July 21, 2024

Cheaters in professional sports, what to do with them

This archived article was written by: Nate Davis

Rafael Palmeiro is the latest in a new list of MLB players tested positive for steroids. Palmeiro was caught cheating, whether he knew it or not, he did take steroids.
What is the punishment for cheating in baseball you ask? Palmeiro was given a ten-game suspension. That’s right, ten games, which is not nearly enough of a punishment for players who test positive for banned substances.
If I applied for a job today and was hired, I could be subject to random drug testing. If I failed one test, regardless of what excuse I had–even if I swore that I had thought that I was taking flaxseed oil–I could and should be fired. Not given a ten-day vacation.
Under the current steroid policy, your first offence you receive a ten game suspension, your second positive test gets a thirty-day ban, the third time you test positive for steroids, you are suspended for sixty days and finally if you test positive four times, you are banned for one year. The steroid penalties in Europe are much more severe.
Adrian Mutu, a professional soccer player in Europe, tested positive for drugs in late May 2004. He was banned by FIFA, (the governing body of soccer) for one year. This ban was in all of Europe so he was not able to move to a different country and continue to play professionally there. In the United States we need a significant punishment for athletes who fail drug tests, not a non paid vacation.
The NFL has the strongest steroid policy of the four major professional sports leagues. But even it has improvement to do. By the NFL’s standards you are suspended for a full year on your third offence not your fourth as in baseball.
The policy in basketball had previously been referred to by lawmakers as the weakest, but Commissioner David Stern has proposed a new punishment: a ten-game suspension for a first offense much like baseball, but for the second offence a player would be suspended for 25 games and if a third offence took place, a player would be disqualified from participating in the NBA with possible reinstatement in two years. The new plan was discussed during a meeting on June 30th. The NHL doesn’t test for steroids.

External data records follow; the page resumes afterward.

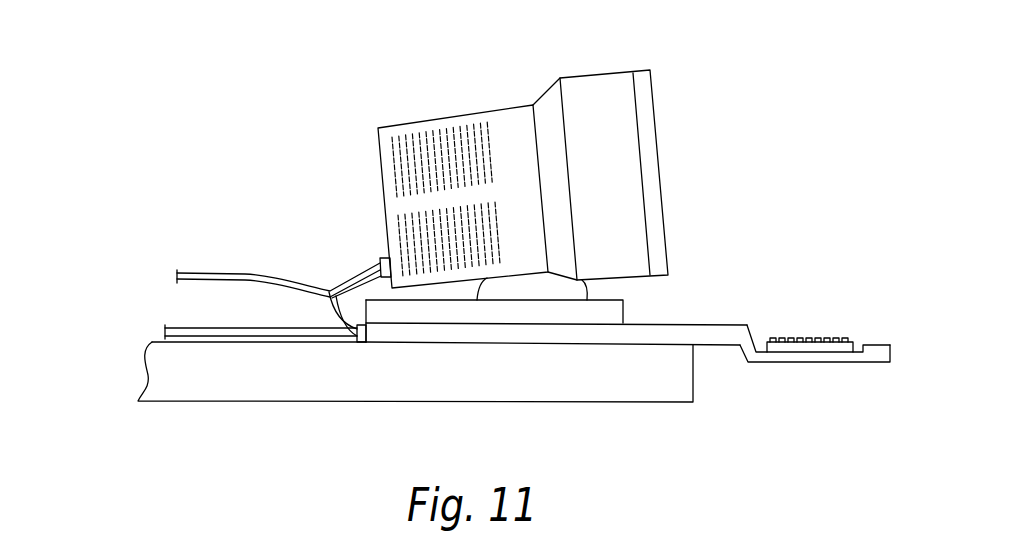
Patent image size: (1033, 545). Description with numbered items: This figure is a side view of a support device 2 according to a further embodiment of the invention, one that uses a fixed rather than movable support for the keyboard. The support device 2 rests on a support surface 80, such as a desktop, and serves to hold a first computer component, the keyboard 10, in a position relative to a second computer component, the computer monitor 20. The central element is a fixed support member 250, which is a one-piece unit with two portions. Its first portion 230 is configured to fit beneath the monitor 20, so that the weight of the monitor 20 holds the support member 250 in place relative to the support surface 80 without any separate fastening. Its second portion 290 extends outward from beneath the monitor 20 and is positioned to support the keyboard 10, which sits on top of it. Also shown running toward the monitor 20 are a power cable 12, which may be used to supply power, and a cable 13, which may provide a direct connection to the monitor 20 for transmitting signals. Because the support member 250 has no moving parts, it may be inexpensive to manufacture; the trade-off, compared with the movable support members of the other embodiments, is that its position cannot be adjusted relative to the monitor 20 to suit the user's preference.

The support device 2 is at (325, 240).
The keyboard 10 is at (848, 338).
The power cable 12 is at (185, 326).
The cable 13 is at (241, 271).
The computer monitor 20 is at (517, 107).
The support surface 80 is at (152, 341).
The first portion 230 is at (508, 337).
The fixed support member 250 is at (735, 308).
The second portion 290 is at (802, 364).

I would now like to turn from Palmeiro and steroid punishments to Barry Bonds. Bonds has been in the spotlight of the steroid investigations since December of last year when it was leaked that he had testified to a Grand Jury that he had in fact used steroids.
Bonds claims he was not aware that the substances his trainer, Greg Anderson, gave to him contained steroids. He was quoted saying “I never asked Greg. When he said it was flaxseed oil, I said, whatever.” A year earlier Bonds remarked to a reporter that it would be impossible for him to unknowingly take steroids.

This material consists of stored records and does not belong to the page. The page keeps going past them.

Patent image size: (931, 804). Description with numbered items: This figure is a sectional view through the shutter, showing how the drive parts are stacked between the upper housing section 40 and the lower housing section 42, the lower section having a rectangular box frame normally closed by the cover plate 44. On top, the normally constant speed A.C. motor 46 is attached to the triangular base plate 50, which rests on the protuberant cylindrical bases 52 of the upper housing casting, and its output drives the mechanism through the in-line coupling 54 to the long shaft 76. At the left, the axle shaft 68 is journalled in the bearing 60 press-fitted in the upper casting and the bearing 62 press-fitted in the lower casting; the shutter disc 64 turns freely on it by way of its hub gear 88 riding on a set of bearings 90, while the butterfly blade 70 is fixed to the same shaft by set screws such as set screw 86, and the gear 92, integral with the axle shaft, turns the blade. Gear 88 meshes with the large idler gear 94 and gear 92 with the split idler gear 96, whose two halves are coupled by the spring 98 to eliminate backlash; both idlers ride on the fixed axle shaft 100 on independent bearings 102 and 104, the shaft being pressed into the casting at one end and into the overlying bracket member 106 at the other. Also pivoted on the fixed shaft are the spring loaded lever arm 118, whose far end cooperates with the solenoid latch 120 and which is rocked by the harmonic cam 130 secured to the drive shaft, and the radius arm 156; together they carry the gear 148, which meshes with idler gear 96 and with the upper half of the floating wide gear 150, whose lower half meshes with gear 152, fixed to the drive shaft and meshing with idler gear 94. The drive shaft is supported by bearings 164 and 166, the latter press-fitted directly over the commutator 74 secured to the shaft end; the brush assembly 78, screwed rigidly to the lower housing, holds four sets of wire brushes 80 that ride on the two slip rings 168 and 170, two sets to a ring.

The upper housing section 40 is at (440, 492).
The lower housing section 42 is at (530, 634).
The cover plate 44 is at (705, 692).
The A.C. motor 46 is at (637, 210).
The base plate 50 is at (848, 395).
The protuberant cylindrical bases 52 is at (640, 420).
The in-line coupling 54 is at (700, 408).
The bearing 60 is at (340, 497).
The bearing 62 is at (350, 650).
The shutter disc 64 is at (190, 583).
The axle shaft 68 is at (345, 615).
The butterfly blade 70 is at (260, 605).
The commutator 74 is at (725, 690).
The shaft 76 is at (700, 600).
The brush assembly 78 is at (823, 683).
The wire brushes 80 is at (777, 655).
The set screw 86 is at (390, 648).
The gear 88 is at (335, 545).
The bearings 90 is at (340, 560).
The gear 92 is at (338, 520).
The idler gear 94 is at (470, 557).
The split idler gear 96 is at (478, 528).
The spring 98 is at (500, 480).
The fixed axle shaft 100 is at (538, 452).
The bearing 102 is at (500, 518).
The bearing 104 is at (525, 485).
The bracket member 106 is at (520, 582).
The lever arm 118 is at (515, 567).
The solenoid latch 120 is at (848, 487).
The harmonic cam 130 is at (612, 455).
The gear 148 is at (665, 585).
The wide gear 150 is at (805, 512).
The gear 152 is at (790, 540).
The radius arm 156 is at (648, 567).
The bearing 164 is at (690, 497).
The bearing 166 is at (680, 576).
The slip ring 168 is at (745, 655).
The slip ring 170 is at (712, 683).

Also during the hearings, other players testified that the reason many big named players chose Anderson as their trainer was because of the success that Bonds had with him.
Gary Sheffield also told the Grand Jury that he was not told that he was being given steroids they were referred to as Sheffield put it “the cream” and “the clear” also he said that he never did business with Anderson personally but it was through Bonds that Sheffield got “the cream” and ” the clear”.
Finally I would like to leave you with a question to think about. How unusual is it that Bonds has been able to put up good numbers while he is in his 40s? Most players in their 40s are either retired or should be.
Bonds has been able to put up unbelievable numbers. He started working with Anderson the year that he broke the single season home run record in 2001.
The current steroid policy in America is not doing the job. It is a joke; athletes are still using performance-enhancing drugs and records are being broken by cheaters.
We need a strong punishment for these players not a light slap on the wrist. Palmeiro, Bonds and others are like little children; they need a harsher punishment than being sent to their room.